The annual Peter Goudreau Memorial Snow Bocce Tournament also starts at 9 a.m. Pre-registration forms are available from Butch Ladd at The News and Sentinel office on Bridge Street, and he may be reached at 603-237-5501 for more information.
Other activities at the Country Club include a 1 p.m. cribbage tournament sponsored by the Cribbage Cohorts and the downhill canoe race at 3 p.m., offering a $100 cash prize for the winning canoe (three to a team).
The Kiwanis will draw the winning ticket at 3 p.m. for its raffle of a 46-inch Samsung HD “Smart” TV. Tickets cost $2 each or $5 for a book of six, and may be purchased in advance at LaPerle’s IGA in Colebrook on January 21, at Lin-Jo Creations, and during the Winter Carnival events. The winner of the 50/50 raffle to benefit Response to Sexual and Domestic Violence will also be drawn at 4 p.m. A big fireworks display, provided by Northern Tire, will wrap up the Country Club events at 6:30 p.m.

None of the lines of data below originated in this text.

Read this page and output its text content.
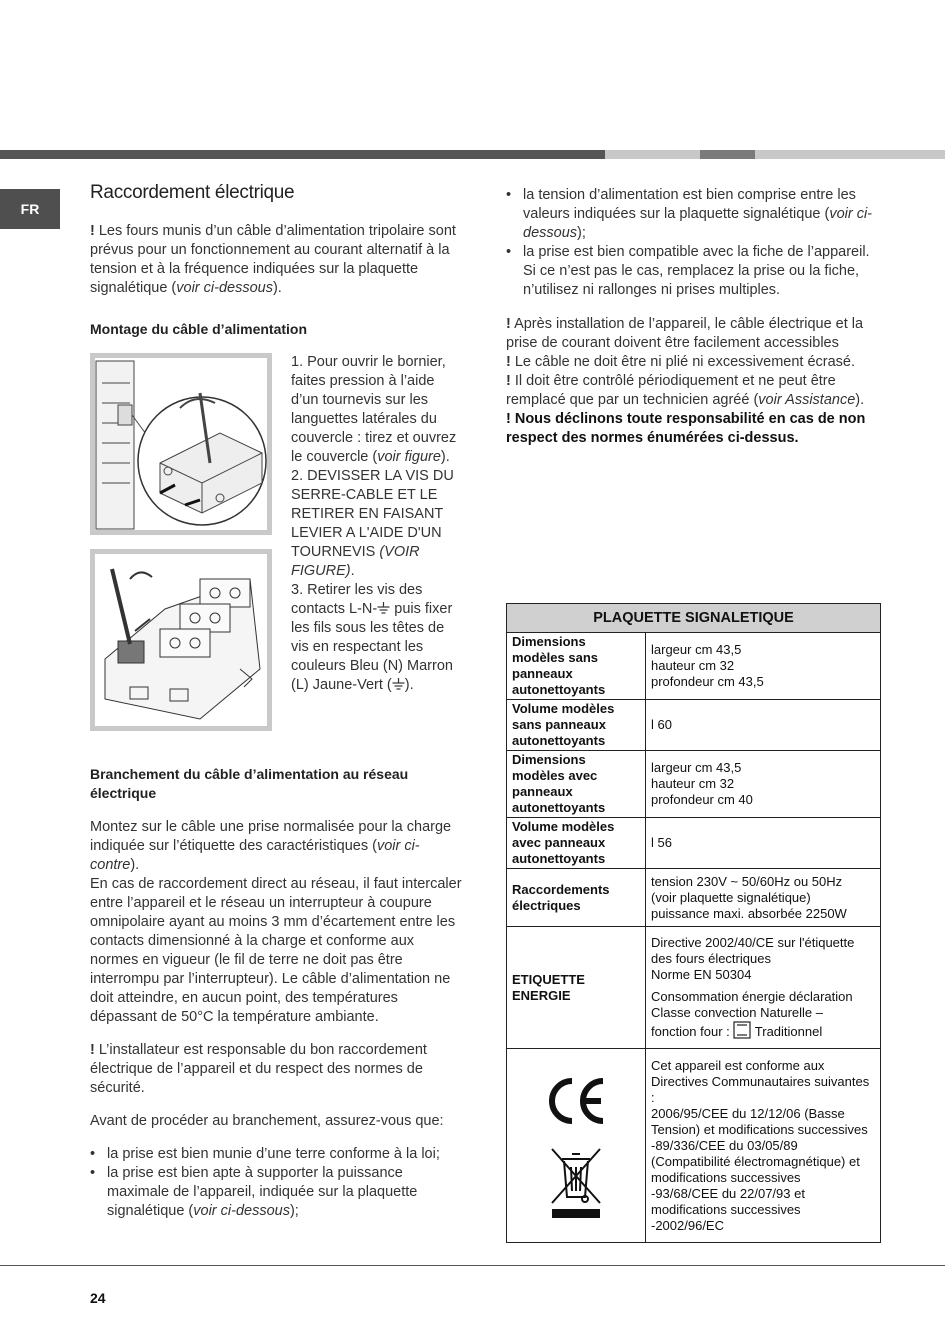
FR
Raccordement électrique

! Les fours munis d’un câble d’alimentation tripolaire sont prévus pour un fonctionnement au courant alternatif à la tension et à la fréquence indiquées sur la plaquette signalétique (voir ci-dessous).

Montage du câble d’alimentation

1. Pour ouvrir le bornier, faites pression à l’aide d’un tournevis sur les languettes latérales du couvercle : tirez et ouvrez le couvercle (voir figure).

2. DEVISSER LA VIS DU SERRE-CABLE ET LE RETIRER EN FAISANT LEVIER A L'AIDE D'UN TOURNEVIS (VOIR FIGURE).

3. Retirer les vis des contacts L-N- puis fixer les fils sous les têtes de vis en respectant les couleurs Bleu (N) Marron (L) Jaune-Vert ( ).

Branchement du câble d’alimentation au réseau électrique

Montez sur le câble une prise normalisée pour la charge indiquée sur l’étiquette des caractéristiques (voir ci-contre).

En cas de raccordement direct au réseau, il faut intercaler entre l’appareil et le réseau un interrupteur à coupure omnipolaire ayant au moins 3 mm d’écartement entre les contacts dimensionné à la charge et conforme aux normes en vigueur (le fil de terre ne doit pas être interrompu par l’interrupteur). Le câble d’alimentation ne doit atteindre, en aucun point, des températures dépassant de 50°C la température ambiante.

! L’installateur est responsable du bon raccordement électrique de l’appareil et du respect des normes de sécurité.

Avant de procéder au branchement, assurez-vous que:

• la prise est bien munie d’une terre conforme à la loi;
• la prise est bien apte à supporter la puissance maximale de l’appareil, indiquée sur la plaquette signalétique (voir ci-dessous);
• la tension d’alimentation est bien comprise entre les valeurs indiquées sur la plaquette signalétique (voir ci-dessous);
• la prise est bien compatible avec la fiche de l’appareil. Si ce n’est pas le cas, remplacez la prise ou la fiche, n’utilisez ni rallonges ni prises multiples.

! Après installation de l’appareil, le câble électrique et la prise de courant doivent être facilement accessibles

! Le câble ne doit être ni plié ni excessivement écrasé.

! Il doit être contrôlé périodiquement et ne peut être remplacé que par un technicien agréé (voir Assistance).

! Nous déclinons toute responsabilité en cas de non respect des normes énumérées ci-dessus.

PLAQUETTE SIGNALETIQUE	
Dimensions modèles sans panneaux autonettoyants	largeur cm 43,5
hauteur cm 32
profondeur cm 43,5

Volume modèles sans panneaux autonettoyants	l 60
Dimensions modèles avec panneaux autonettoyants	largeur cm 43,5
hauteur cm 32
profondeur cm 40

Volume modèles avec panneaux autonettoyants	l 56
Raccordements électriques	tension 230V ~ 50/60Hz ou 50Hz
(voir plaquette signalétique)
puissance maxi. absorbée 2250W

ETIQUETTE ENERGIE	Directive 2002/40/CE sur l'étiquette des fours électriques
Norme EN 50304
Consommation énergie déclaration Classe convection Naturelle –
fonction four :  Traditionnel

Cet appareil est conforme aux Directives Communautaires suivantes :
2006/95/CEE du 12/12/06 (Basse Tension) et modifications successives
-89/336/CEE du 03/05/89 (Compatibilité électromagnétique) et modifications successives
-93/68/CEE du 22/07/93 et modifications successives
-2002/96/EC
24
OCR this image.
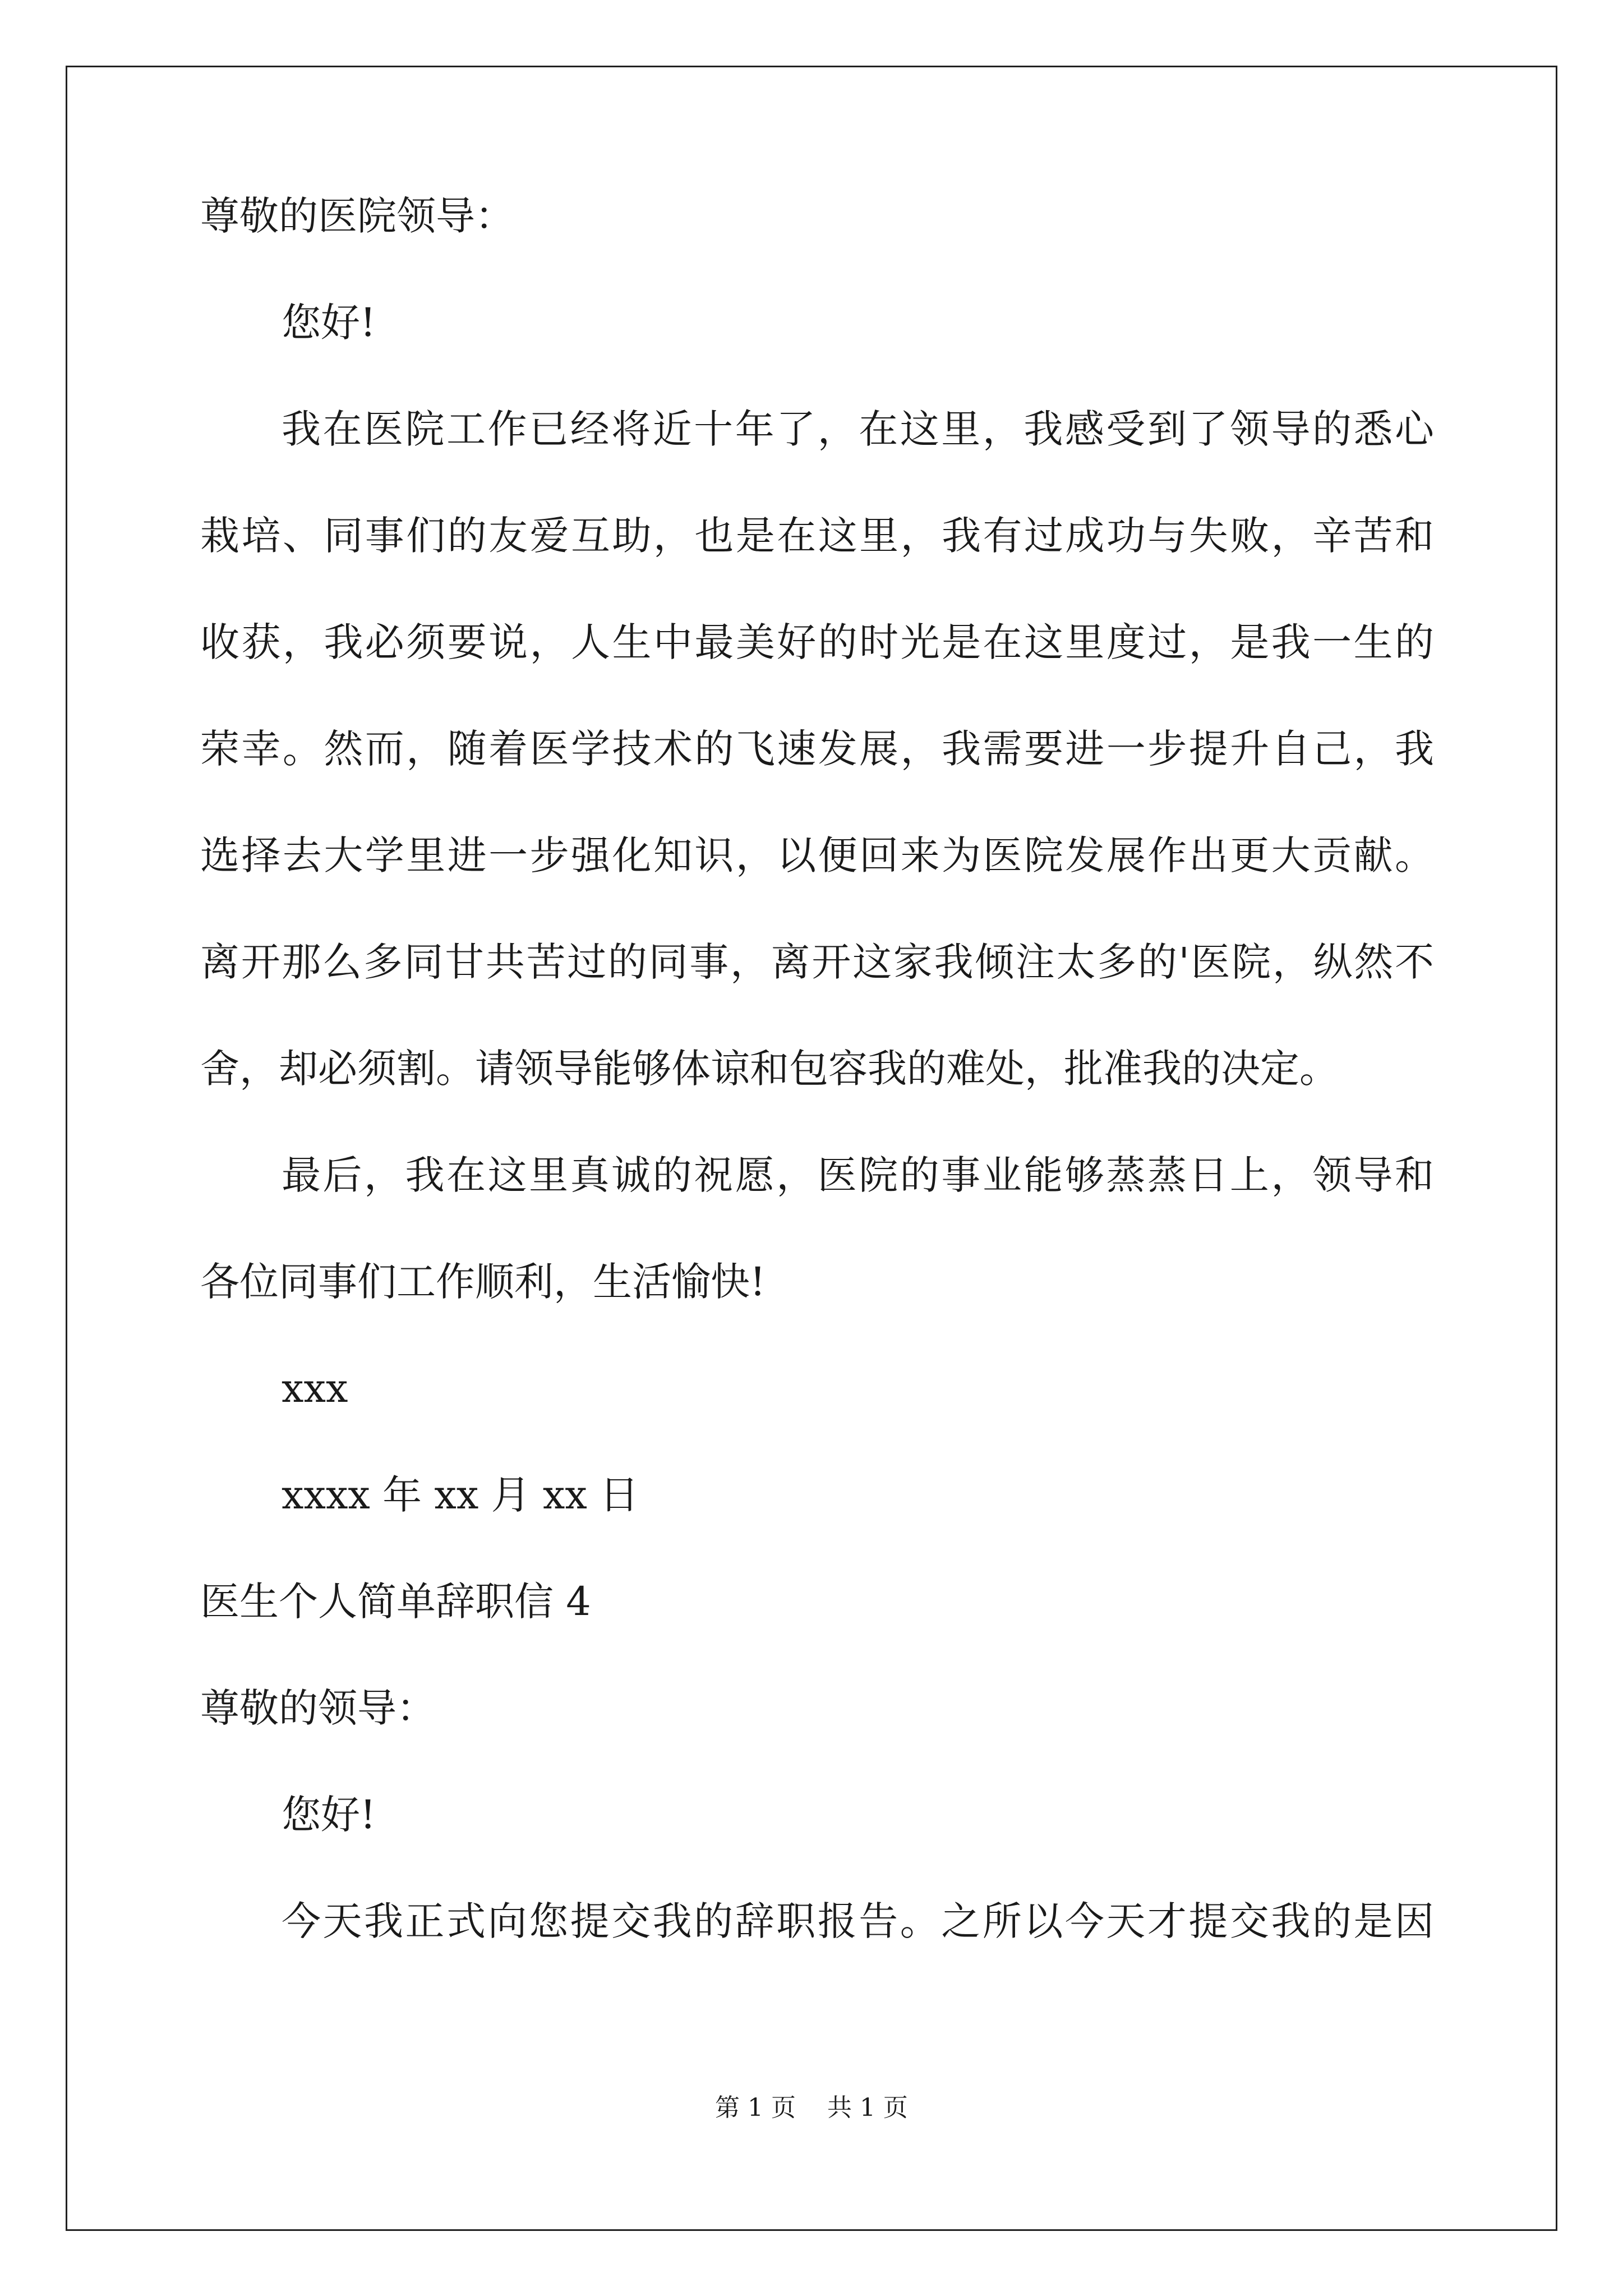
尊敬的医院领导：
您好!
我在医院工作已经将近十年了，在这里，我感受到了领导的悉心
栽培、同事们的友爱互助，也是在这里，我有过成功与失败，辛苦和
收获，我必须要说，人生中最美好的时光是在这里度过，是我一生的
荣幸。然而，随着医学技术的飞速发展，我需要进一步提升自己，我
选择去大学里进一步强化知识，以便回来为医院发展作出更大贡献。
离开那么多同甘共苦过的同事，离开这家我倾注太多的'医院，纵然不
舍，却必须割。请领导能够体谅和包容我的难处，批准我的决定。
最后，我在这里真诚的祝愿，医院的事业能够蒸蒸日上，领导和
各位同事们工作顺利，生活愉快!
xxx
xxxx 年 xx 月 xx 日
医生个人简单辞职信 4
尊敬的领导：
您好!
今天我正式向您提交我的辞职报告。之所以今天才提交我的是因
第 1 页    共 1 页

The North Country Community Recreation Center, found off of Lynch Road in Colebrook, will also host events on Saturday the 31st: free horse-drawn sleigh rides with Dick Brady’s team from 10 a.m. to noon; dogsled rides with Ben Morehouse from 12 noon-2:30 p.m.; sliding at 10 a.m.; a Fat Bike Demo; snow bocce lessons for children; and free skating (skates available at Rec Center) aside from hockey team practice from 11 a.m. to 1 p.m. Food concessions will be available at the Rec Center from 11 a.m. to 1 p.m.